Streaming pipelines now has a new name – Streams Designer! The streaming pipeline capability is now called Streams Designer, and the streaming pipeline asset is called streams flow.
Streams Designer in the Tools menu
You can now create a new streams flow directly from the Tools menu.
You associate the new streams flow with a project in the New Streams Flow window.
Support for new IBM Cloud Object Storage (IAM support)
You can now connect and stream data to your IBM Cloud Object Storage instances by using the IBM Cloud Object Storage operator.
Full integration with connections
Streams Designer is now fully integrated with connections. You select your data source by using a connection. Within your streams flow, you can reuse the connections that you defined in the project. Existing connections can be dragged onto the canvas to create pre-connected operators to service instances. You can also create a new connection that can be used in other stream flows in the project.
New DB2 operator
Db2 Warehouse on Cloud is a fully-managed, enterprise-class, cloud data warehouse service. Use the new Db2 Warehouse operator to connect to your Db2 Warehouse on Cloud instances.
Streams Flows ‘View All’
In the Assets tab of a project’s Project page, the ‘View all’ link is shown when there are more than 10 stream flows.
Click the “View all” link to see all stream flows in table or in tile view.
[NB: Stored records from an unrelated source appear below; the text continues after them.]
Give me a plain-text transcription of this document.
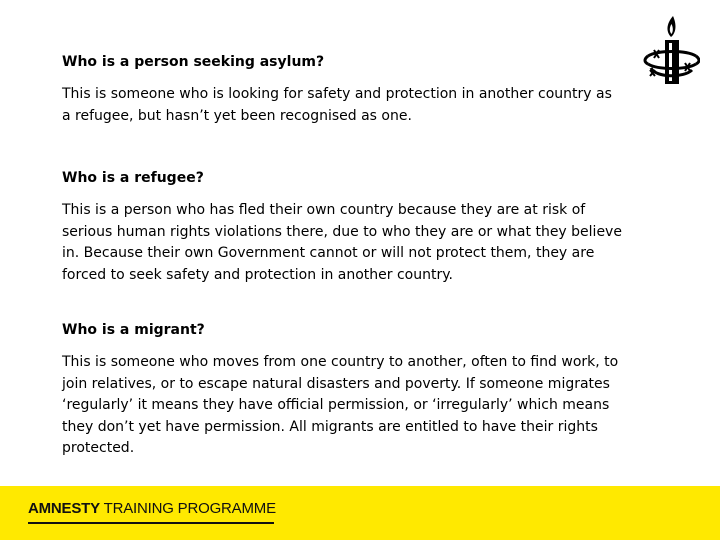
Who is a person seeking asylum?

This is someone who is looking for safety and protection in another country as a refugee, but hasn’t yet been recognised as one.

Who is a refugee?

This is a person who has fled their own country because they are at risk of serious human rights violations there, due to who they are or what they believe in. Because their own Government cannot or will not protect them, they are forced to seek safety and protection in another country.

Who is a migrant?

This is someone who moves from one country to another, often to find work, to join relatives, or to escape natural disasters and poverty. If someone migrates ‘regularly’ it means they have official permission, or ‘irregularly’ which means they don’t yet have permission. All migrants are entitled to have their rights protected.

AMNESTY TRAINING PROGRAMME
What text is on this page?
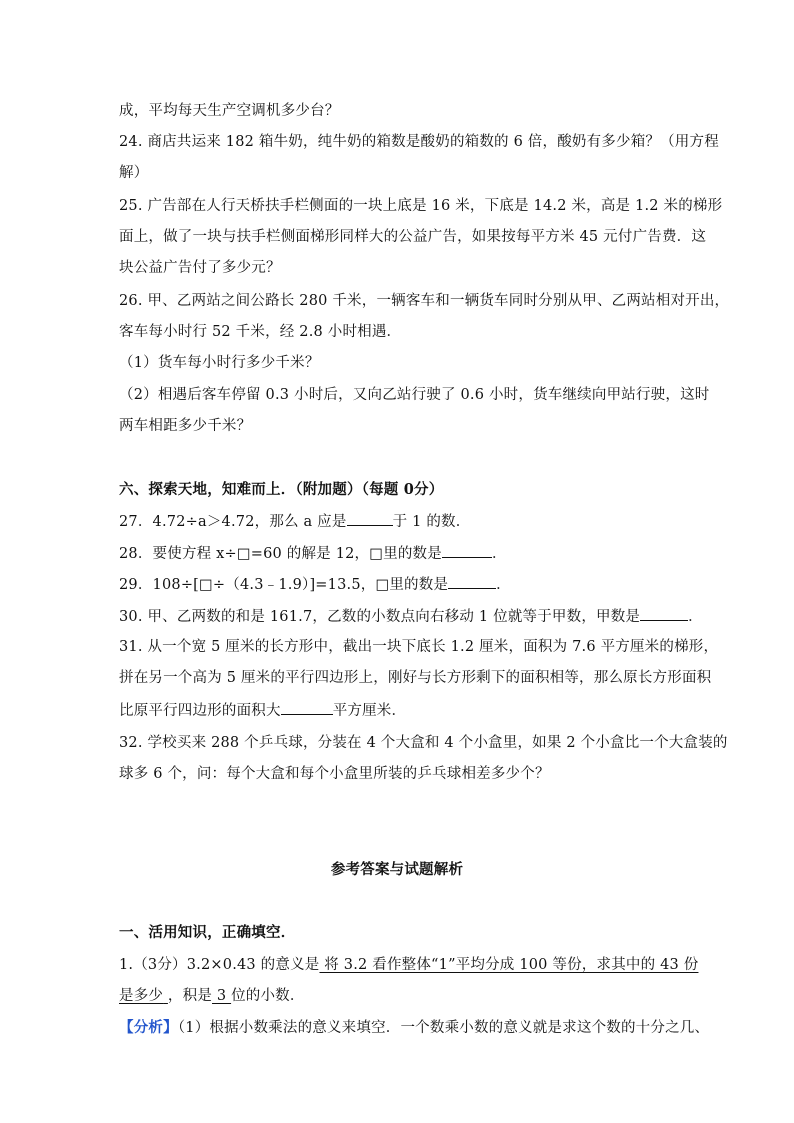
成，平均每天生产空调机多少台？
24. 商店共运来 182 箱牛奶，纯牛奶的箱数是酸奶的箱数的 6 倍，酸奶有多少箱？（用方程
解）
25. 广告部在人行天桥扶手栏侧面的一块上底是 16 米，下底是 14.2 米，高是 1.2 米的梯形
面上，做了一块与扶手栏侧面梯形同样大的公益广告，如果按每平方米 45 元付广告费．这
块公益广告付了多少元？
26. 甲、乙两站之间公路长 280 千米，一辆客车和一辆货车同时分别从甲、乙两站相对开出，
客车每小时行 52 千米，经 2.8 小时相遇．
（1）货车每小时行多少千米？
（2）相遇后客车停留 0.3 小时后，又向乙站行驶了 0.6 小时，货车继续向甲站行驶，这时
两车相距多少千米？
六、探索天地，知难而上．（附加题）（每题 0分）
27．4.72÷a＞4.72，那么 a 应是	于 1 的数．
28．要使方程 x÷□=60 的解是 12，□里的数是	．
29．108÷[□÷（4.3﹣1.9）]=13.5，□里的数是	．
30. 甲、乙两数的和是 161.7，乙数的小数点向右移动 1 位就等于甲数，甲数是	．
31. 从一个宽 5 厘米的长方形中，截出一块下底长 1.2 厘米，面积为 7.6 平方厘米的梯形，
拼在另一个高为 5 厘米的平行四边形上，刚好与长方形剩下的面积相等，那么原长方形面积
比原平行四边形的面积大	平方厘米．
32. 学校买来 288 个乒乓球，分装在 4 个大盒和 4 个小盒里，如果 2 个小盒比一个大盒装的
球多 6 个，问：每个大盒和每个小盒里所装的乒乓球相差多少个？
参考答案与试题解析
一、活用知识，正确填空．
1.（3分）3.2×0.43 的意义是 将 3.2 看作整体“1”平均分成 100 等份，求其中的 43 份
是多少 ，积是 3 位的小数．
【分析】（1）根据小数乘法的意义来填空．一个数乘小数的意义就是求这个数的十分之几、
You also get useful information about your streams flows, such as status, running time, and more.
A quick guided tour now introduces first-time users to concepts and features in Data Refinery.
- The Trim quotes operation in the Text category can remove single or double quotation marks that enclose text
- The Convert column value to missing operation in the Cleanse category can convert values in the selected column to missing values in one of two ways:
- Column values in the selected column match values in a second, specified column
- Column values in the selected column match a specified value
Data flow enhancements
- You can now save data flow output to a new connection asset by selecting a folder or schema, saving the location, and then providing a new, unique name for the target data set
- The data flow run information now includes new status icons, the number of rows read from the data source and written to the target, and the name of the user who initiated each run
Week ending November 10, 2017
New and enhanced operations
- A new Concatenate string operation in the Text category can link together any string with a column value. You can add the string to the left, right or both sides of the value.
- The Split column operation can now split a column by using a regular expression pattern. This new method joins the text, position, and default methods already in place.
- The Replace substring operation can now perform replacement based on a regular expression pattern, in addition to the already-supported text method.
- The Filter operation now supports multiple conditions on a single filter. You can combine the different conditions with AND or OR operators.
- The Replace missing values operation is now supported for string columns as well as numeric columns.
Watson Machine Learning
New and enhanced operations
- The Flow Editor has new navigation features. For an overview of the changes, you can take the tour, which is available from within the Flow Editor work area when you create a new flow.
- Machine Learning notebooks have been updated to include the most-recent API changes, such as the requirement to use the
Bearertoken for authorization calls.
Week ending November 3, 2017
New Watson services in open beta
The new Watson services Watson Knowledge Catalog and Data Refinery are now in open beta. If you have a Watson Studio account, you can try them out for free by clicking your avatar and then Add other services. Or you can sign up for any of the services.
New type of project
The new type of project, called an Watson project, has these new features:
- The project uses IBM Cloud Object Storage.
- You can use the new Watson services with the project.
- You create and edit connections within the project.
To create an Watson project, choose IBM Cloud Object Storage when you create the project. You can continue to create legacy-style projects that use Object Storage OpenStack Swift.